Formaron el Instituto de Culturas Aborígenes (ICA) y Gerónima se animó a dar clases de guaraní. Aunque no le gustó estudiar, se recibió de profesora de culturas aborígenes en el mismo Instituto y unas dos décadas después, antes de la pandemia, la eligieron directora académica. Me impulsaron, pero no me quiero quitar mérito. Yo siempre fui al frente. No me eché atrás, dice. Todo, un mismo tono de voz. Como para no molestar.

En el ahora Instituto Superior de Lenguas y Culturas Aborígenes, sobre Enfermera Clermont 930 (siempre Alberdi), se cursan dos tecnicaturas y cuatro profesorados. Lengua, historia, interculturalidad… Cuesta, lamenta Gerónima Martínez (que en septiembre cumplirá 50 años). Casi 300 estudiantes; 80 trabajadores. Pero lo más difícil, que se acepte nuestra propuesta intercultural. Todavía hay un prejuicio con lo aborigen, reclama Gerónima directora.

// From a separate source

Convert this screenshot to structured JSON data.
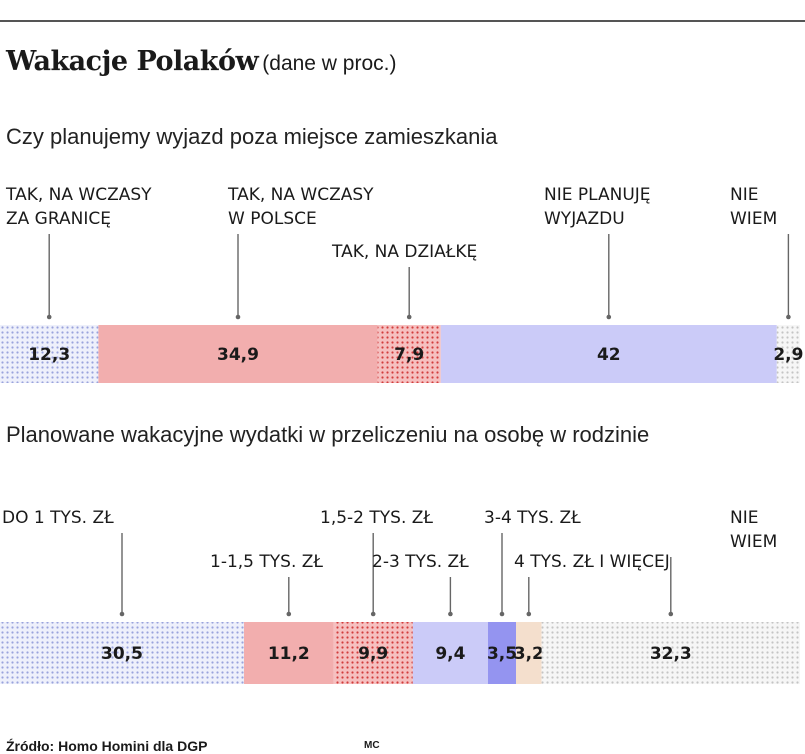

Está casada desde hace 23 años con José del Pilar Prieto, guaraní. Herrería, construcción. Cuatro hijes. Hilario, el mayor (el nombre de su abuelo paterno), estudia para cura. Por los cánticos que su madre le tarareaba en la cuna. Crée Gerónima, el rostro, como terciopelo. La primera sonrisa de la tarde. Los guaraníes somos de ceño fruncido, se justifica antes de la pregunta. Será por los trabajos forzados, especula. Tomás e Ignacio. La única chica, Delfina (como la abuela materna), de 14, es feminista. Sienten orgullo de la historia de su madre y de su padre. Pero ya no son guaraníes nativos. Son del nuevo territorio, balbucea Gerónima Martínez.